Sylvanian Families was first made in Japan in 1985. Epoch still produces the series and sells it in the UK. The concept was to create a forest world of toy animals such as rabbits, bears, and cats for children in high-rise apartment buildings in Japanese cities. This is part of the reason they have been so successful in the Far Eastern countries.
But even in the UK, its appeal is enormous (over 60 million Sylvanian dolls have been sold since the late 1980s) and persists as a hunger for a bygone era and escapism from today’s fast-changing world. I’m here.
The Highbury shop was opened by Angela and Simon Harwood, who ran the Sylvanian Families Collector’s Club in their spare time. It still has its owners, but they are retired, and the shop has been run for several years by Ben Miller Poole, who turned his love of childhood collectors into a career.
“Sylvanian Families are timeless classics,” he says. “They have good health. They have no problems other than deciding what to eat at the picnic.”

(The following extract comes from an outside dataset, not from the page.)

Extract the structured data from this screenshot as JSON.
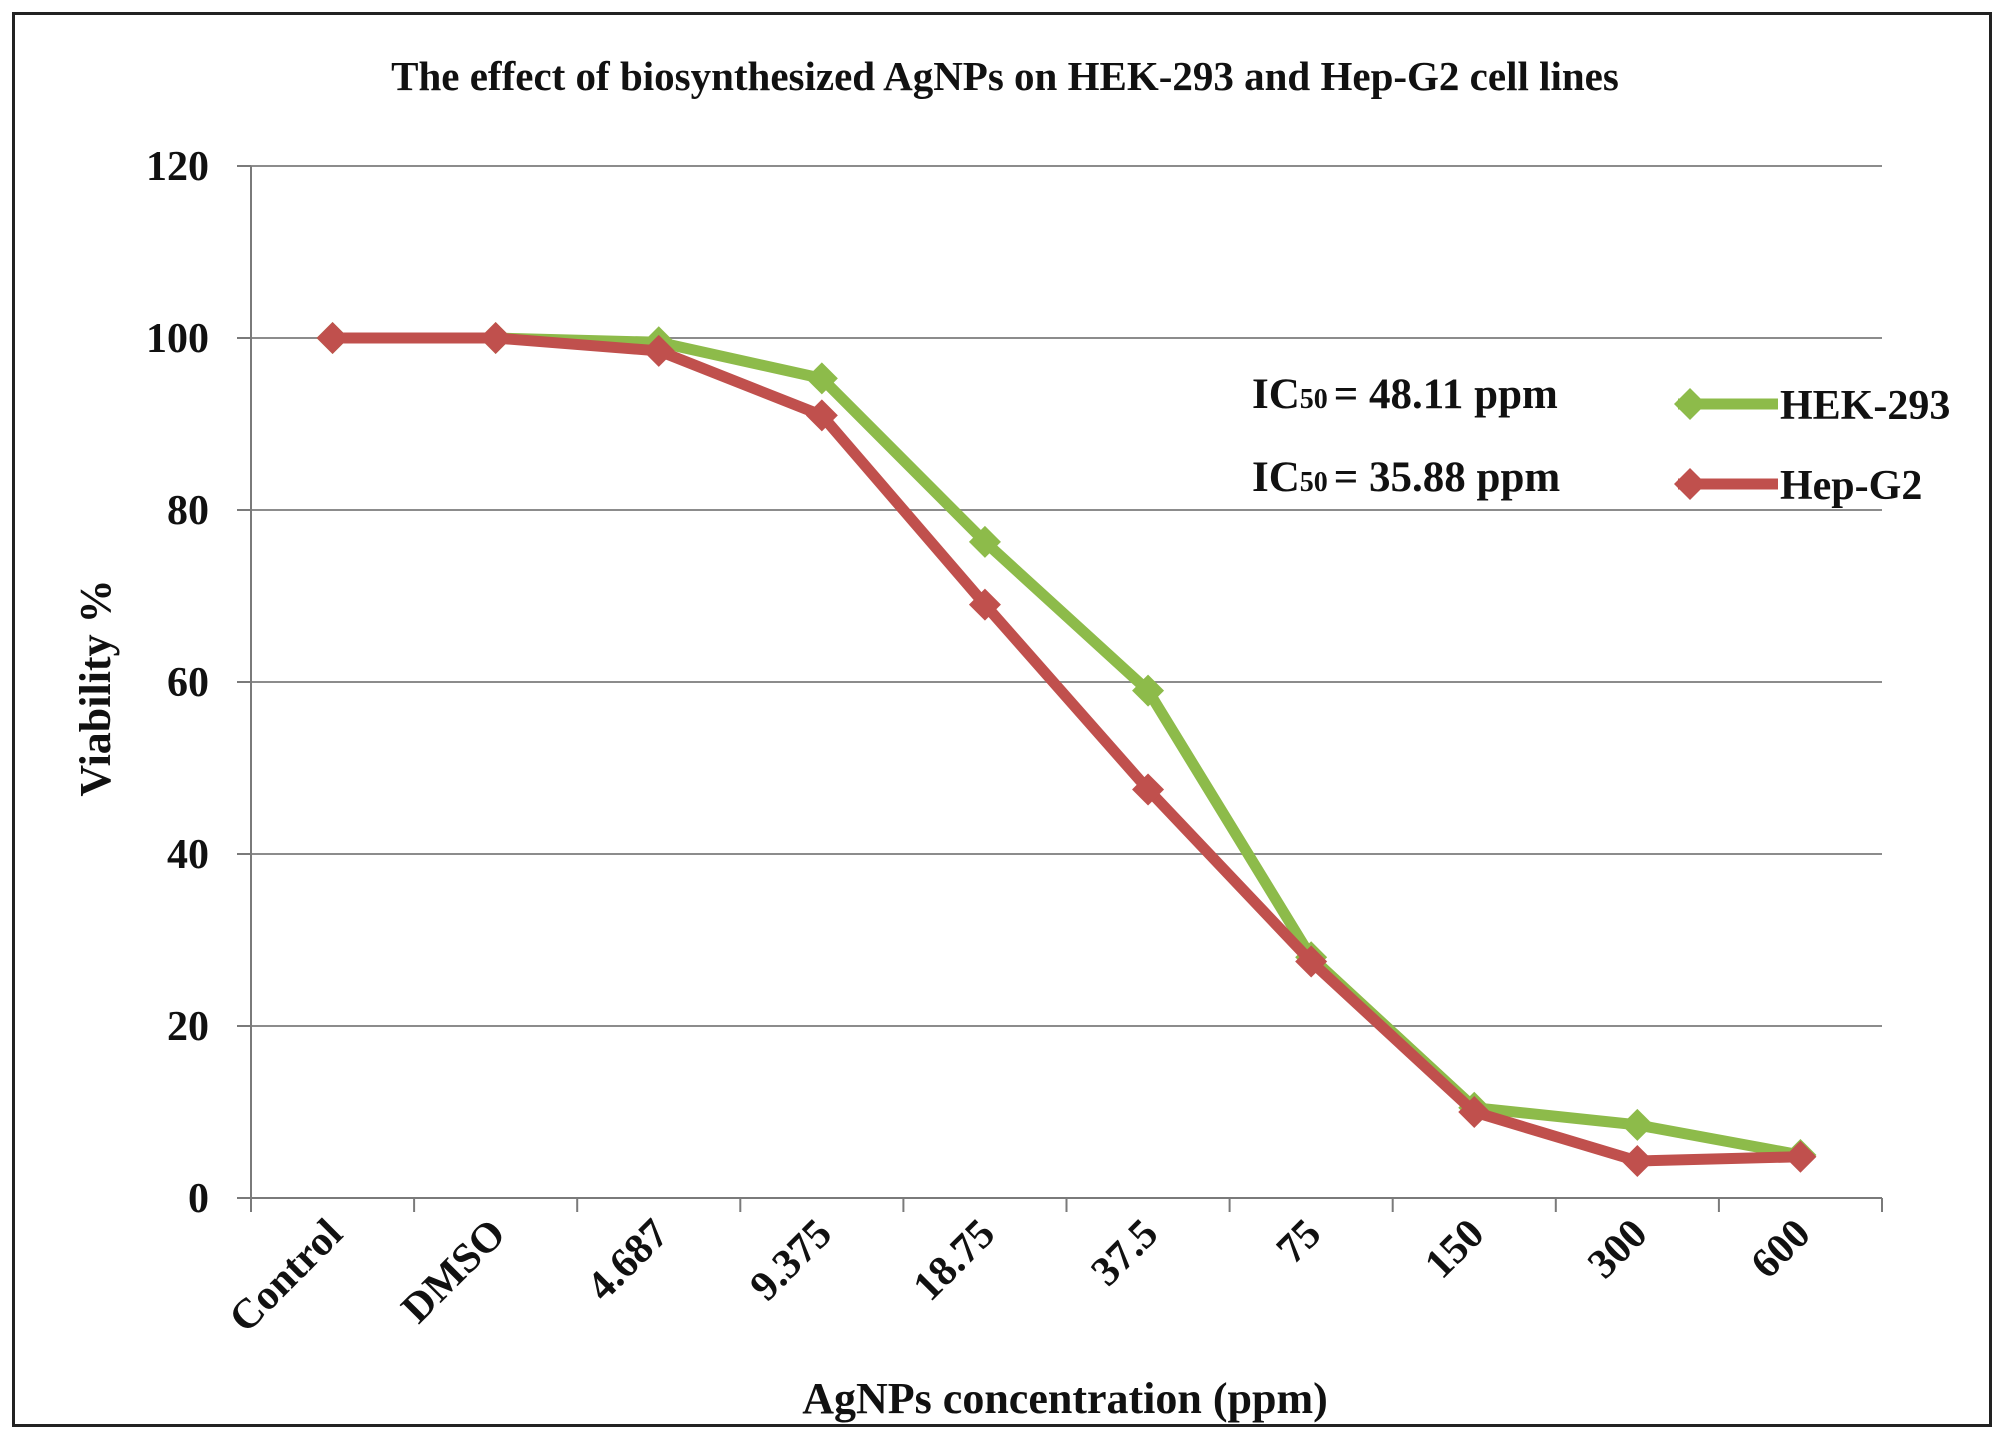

This “sanity” has also been nurtured on websites such as Mumsnet. The post included a message from the mother that the Sylvanian Families animals, along with their homes and small cars, encourage imaginative play.
Millar-Poole said: In most families, the first collectors have children who carry on their love of Sylvania, so we’re second-generation fans. “
People like Amanda Waples from Saffron Walden with two daughters, Martha and Ella, who are in their twenties. “We’ve been going out regularly over the years, often on birthdays,” she says Waples. “After that, we had a picnic in a nearby park, recreating the Sylvanian Families.”
Her daughters are no longer avid collectors, but they keep Sylvanian toys in their parents’ attic.
According to Miller-Poole, Sylvanian Families’ continued success is “because it is the antithesis to technology-based toys and screen-time activities”.
Susannah Quincy, who has three young daughters, agrees. “When I was a kid, it was a dollhouse. Time has stood still.”
The Harwoods’ closing of the store and sale of the property has not only resulted in a surge in customers, but also a huge increase in demand on eBay for the animals and characters that are no longer produced, sometimes fetching hundreds of pounds. .
“Unfortunately our closure is part of a trend in which so many independent toy stores are disappearing in the UK,” says Millerpool. At least after the doors close next Saturday. will continue to be sold in large stores and on the Sylvanian Families website. says Miller-Poole.
As a manager, he wore the Sylvanian name tag, like everyone else who has been associated with the company for the past 30 years. He was the shopkeeper’s rabbit, Rocky. The website is taken over by Harwood’s daughter, who becomes known as Daisy Timbertop, a Sylvanian brown bear.